In General Interest by Jonathan Tasini0 Comments

I think we are making a mistake, both economically and politically, by confining our defense of Social Security to an argument about simply preserving current benefits. We should be pushing for an INCREASE in Social Security benefits as both a social and economic necessity.

  Let me start with the hardest challenge facing people who watch the State of the Union address because I’ve already seen this for many months: you must not believe that we are in a financial debt or deficit "crisis". It is a complete sham–and it is allowing the people who want to attack our basic social fabric to sow great fear in the country (I detailed all this in, "It’s Not Raining, We’re Being Peed On: The Scam of the Deficit Crisis")

  The country is rich–and growing richer.

  The problem is that our leaders do not have the spine to go after the rich and the powerful who are either pocketing the lion’s share of the wealth in the country and/or eviscerating the basic livelihood of the rest of us (either by suppressing or cutting wages and/or forcing us to live with a corrupt health care system–to mention just a few things).

  Here’s how this goes:

  The people in the reality-based community–that would exclude virtually every talking head in the traditional media, probably 90 percent of the elected officials and most people residing in so-called "think tanks–know that Social Security is sound and is not in crisis.


  If we do absolutely nothing–zero–Social Security will pay all benefits for the next 27 years and be able to pay 80 percent of benefits for many years after even if we did nothing.

  So, with that said, we should expand our vision and our idea of what to do: with the plan on solid financial footing, let’s expand it and increase benefits.

  Let’s be clear: the people need it.
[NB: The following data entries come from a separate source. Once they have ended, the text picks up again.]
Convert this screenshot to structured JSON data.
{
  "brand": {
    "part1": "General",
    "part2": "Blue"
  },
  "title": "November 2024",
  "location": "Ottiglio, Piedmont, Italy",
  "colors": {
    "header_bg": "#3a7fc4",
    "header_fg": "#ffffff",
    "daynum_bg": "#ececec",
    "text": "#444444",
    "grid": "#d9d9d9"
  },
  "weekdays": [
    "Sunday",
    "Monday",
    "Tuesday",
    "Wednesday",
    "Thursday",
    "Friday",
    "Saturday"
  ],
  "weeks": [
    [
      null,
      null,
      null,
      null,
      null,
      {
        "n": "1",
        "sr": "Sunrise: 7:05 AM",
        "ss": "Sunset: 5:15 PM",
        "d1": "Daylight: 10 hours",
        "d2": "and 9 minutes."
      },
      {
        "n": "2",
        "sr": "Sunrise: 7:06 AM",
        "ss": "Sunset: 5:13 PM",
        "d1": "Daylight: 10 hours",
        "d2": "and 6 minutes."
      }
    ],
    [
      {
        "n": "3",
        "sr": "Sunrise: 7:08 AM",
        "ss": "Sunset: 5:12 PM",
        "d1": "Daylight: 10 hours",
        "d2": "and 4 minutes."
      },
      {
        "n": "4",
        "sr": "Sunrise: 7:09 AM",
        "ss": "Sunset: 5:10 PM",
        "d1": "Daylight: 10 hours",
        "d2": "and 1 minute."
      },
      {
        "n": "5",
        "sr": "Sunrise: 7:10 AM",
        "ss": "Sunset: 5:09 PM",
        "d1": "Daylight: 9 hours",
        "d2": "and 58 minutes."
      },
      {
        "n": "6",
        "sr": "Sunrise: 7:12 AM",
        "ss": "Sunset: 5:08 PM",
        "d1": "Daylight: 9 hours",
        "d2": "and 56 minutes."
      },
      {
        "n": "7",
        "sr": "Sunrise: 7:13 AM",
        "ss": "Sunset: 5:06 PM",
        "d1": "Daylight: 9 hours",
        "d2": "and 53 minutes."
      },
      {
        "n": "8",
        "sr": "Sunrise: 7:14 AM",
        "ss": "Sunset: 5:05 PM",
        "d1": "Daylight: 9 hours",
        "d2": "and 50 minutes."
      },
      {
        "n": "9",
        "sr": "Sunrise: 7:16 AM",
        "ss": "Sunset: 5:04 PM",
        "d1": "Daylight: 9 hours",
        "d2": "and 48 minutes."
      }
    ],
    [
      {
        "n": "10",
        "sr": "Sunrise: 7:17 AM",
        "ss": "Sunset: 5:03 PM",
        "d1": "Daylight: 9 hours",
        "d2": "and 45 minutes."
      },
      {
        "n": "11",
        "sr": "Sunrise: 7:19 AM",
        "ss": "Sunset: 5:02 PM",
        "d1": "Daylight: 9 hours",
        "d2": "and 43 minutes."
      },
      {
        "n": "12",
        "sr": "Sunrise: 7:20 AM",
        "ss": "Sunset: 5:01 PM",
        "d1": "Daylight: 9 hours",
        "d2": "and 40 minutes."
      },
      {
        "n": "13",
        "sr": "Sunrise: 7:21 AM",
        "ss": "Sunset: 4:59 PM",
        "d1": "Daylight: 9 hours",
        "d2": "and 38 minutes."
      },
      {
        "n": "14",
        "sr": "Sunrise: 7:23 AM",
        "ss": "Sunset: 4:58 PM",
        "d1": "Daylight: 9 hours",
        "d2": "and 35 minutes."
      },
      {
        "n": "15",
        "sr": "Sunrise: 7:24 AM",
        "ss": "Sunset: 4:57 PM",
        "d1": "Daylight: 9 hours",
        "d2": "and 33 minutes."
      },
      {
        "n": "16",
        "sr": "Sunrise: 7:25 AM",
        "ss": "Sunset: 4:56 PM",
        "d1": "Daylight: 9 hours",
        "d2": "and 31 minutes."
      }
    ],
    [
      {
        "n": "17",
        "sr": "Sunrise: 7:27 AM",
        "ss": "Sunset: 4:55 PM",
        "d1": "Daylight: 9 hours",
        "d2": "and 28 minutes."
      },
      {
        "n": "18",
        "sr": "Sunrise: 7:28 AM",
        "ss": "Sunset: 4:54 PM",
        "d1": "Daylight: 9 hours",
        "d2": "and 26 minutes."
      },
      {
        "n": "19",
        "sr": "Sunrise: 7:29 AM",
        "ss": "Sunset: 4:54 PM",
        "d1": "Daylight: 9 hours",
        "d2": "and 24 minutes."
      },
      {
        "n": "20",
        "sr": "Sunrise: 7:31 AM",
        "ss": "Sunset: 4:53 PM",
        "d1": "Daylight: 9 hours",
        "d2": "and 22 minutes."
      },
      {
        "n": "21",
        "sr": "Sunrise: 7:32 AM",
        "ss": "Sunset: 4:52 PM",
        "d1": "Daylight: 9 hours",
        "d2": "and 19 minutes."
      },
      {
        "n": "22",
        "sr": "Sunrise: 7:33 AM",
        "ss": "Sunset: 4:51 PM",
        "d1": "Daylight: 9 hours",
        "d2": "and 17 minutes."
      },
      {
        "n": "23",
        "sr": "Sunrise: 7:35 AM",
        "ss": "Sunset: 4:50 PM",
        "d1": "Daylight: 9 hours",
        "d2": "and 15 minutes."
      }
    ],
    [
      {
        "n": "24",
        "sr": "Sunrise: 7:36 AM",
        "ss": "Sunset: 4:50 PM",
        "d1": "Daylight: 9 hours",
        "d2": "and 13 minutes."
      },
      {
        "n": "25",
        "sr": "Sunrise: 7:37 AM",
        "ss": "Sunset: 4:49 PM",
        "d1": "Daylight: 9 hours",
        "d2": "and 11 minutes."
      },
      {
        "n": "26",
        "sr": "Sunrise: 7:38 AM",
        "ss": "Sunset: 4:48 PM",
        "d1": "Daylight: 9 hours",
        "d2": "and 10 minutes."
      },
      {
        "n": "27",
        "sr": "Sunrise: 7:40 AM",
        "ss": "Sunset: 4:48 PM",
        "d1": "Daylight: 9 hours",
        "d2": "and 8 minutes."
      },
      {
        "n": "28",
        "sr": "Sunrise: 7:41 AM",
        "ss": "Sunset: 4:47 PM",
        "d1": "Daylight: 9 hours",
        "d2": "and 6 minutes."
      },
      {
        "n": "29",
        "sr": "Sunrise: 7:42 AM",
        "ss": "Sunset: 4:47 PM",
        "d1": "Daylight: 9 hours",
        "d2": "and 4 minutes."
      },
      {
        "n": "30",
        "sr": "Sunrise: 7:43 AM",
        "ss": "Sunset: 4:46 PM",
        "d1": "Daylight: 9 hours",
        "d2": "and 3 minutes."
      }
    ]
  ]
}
Outside of Social Security, older people have very little savings. For example, people 55-59 (egads, that’s almost me) will have on average less than $600 a month in retirement income outside of Social Security.

  At the very least, we should INCREASE Social Security benefits by 15 percent for the next 20 years to make up for the trillions of dollars that people lost in their IRA’s because of the financial crisis engineered by too many people on Wall Street. I might add that part of the loss of retirement is the end game of a foolish 30-year old experiment with IRAs–an experiment that sold the people on the idea that a real pension (a defined benefit pension) was not a good bet and people would do a lot better by investing in IRAs. As my friend Dean Baker points out, we know that it was greed that really powered the growth in IRAs and the current attempt to undermine Social Security:

It would take more than $10 trillion in private accounts to generate the same amount of money as Social Security pays out each year in benefits. If the financial industry collected just 1.0 percent of this sum in fees each year, it would mean another $100 billion a year into the coffers of the Merrill Lynch set


In fact, I have argued for a Financial Transactions Tax on Wall Street to bring some money back to doing the right things for society. We could use part of the money to fund an increase in Social Security benefits but it may be that we demand from the financial industry a separate dedicated stream of money that goes directly to the Social Security fund–after all, it is the financial industry that created a huge part of the non- Social Security retirement crisis and, so, they should be forced to help increase Social Security benefits.

  If you don’t believe in the morality of the idea because you are still enamored of the bankrupt philosophy of the so-called "free market", then, just ponder this thought: what are the impoverished older people going to be able to buy if they have nothing left?

  I like this thought from Pearl S. Buck: "Our society must make it right and possible for old people not to fear the young or be deserted by them, for the test of a civilization is the way that it cares for its helpless members".